Policy co-ordination, both global as well as domestic, is critical to ensure that growth comes back on track and remains strong, sustainable, balanced and inclusive, she said.
The G20 New Delhi Leaders’ Declaration (NDLD) underscores the urgency of implementing well-calibrated macroeconomic and structural policies to bolster equitable growth and enhance macroeconomic and financial stability, she said.
Fitch watch
Fitch Ratings has raised India’s medium-term potential growth estimate by 70 basis points to 6.2 per cent.
This came on the back of an improvement in the employment rate and a modest increase in the working-age population forecast.
Fitch projected medium-term potential growth for the 10 emerging economies at 4 per cent, down from 4.3 per cent from the previous estimate.
This was “driven by a 0.7 percentage point cut” in China’s growth estimate.
“We have lowered China’s supply-side GDP growth potential to 4.6 per cent from 5.3 per cent. China’s growth has slowed sharply in recent years and prospects for capital deepening have deteriorated as the property slump weighs heavily on the investment outlook,” the rating agency said in a report on Monday.
It also cut Russia’s potential growth, by 0.8 percentage points (pp) to 0.8 per cent. By contrast, it made upward revisions to Brazil, India, Mexico, Indonesia, Poland and Turkey relative to its previous estimates.

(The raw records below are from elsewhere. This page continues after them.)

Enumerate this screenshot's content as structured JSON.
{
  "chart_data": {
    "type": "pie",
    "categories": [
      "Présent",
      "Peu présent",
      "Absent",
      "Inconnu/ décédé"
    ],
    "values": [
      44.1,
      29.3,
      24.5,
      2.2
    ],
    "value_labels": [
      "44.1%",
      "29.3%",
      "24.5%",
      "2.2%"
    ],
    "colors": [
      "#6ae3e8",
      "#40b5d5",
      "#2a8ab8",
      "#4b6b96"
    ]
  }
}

Fitch attributed the higher growth forecast of GDP for India to a swift recovery in labour force participation rates, following significant declines in 2020. “We have increased India’s estimate by 0.7pp while those of Brazil, Turkey and Indonesia are all now higher by 0.2pp,” it said.
In India’s case, “potential growth has increased by 0.7pp to 6.2 per cent given an improvement in the employment rate and a modest increase in the working-age population forecast”, it said, adding India’s labour productivity forecast is also higher.
It defined the medium term as a period from 2023 to 2027.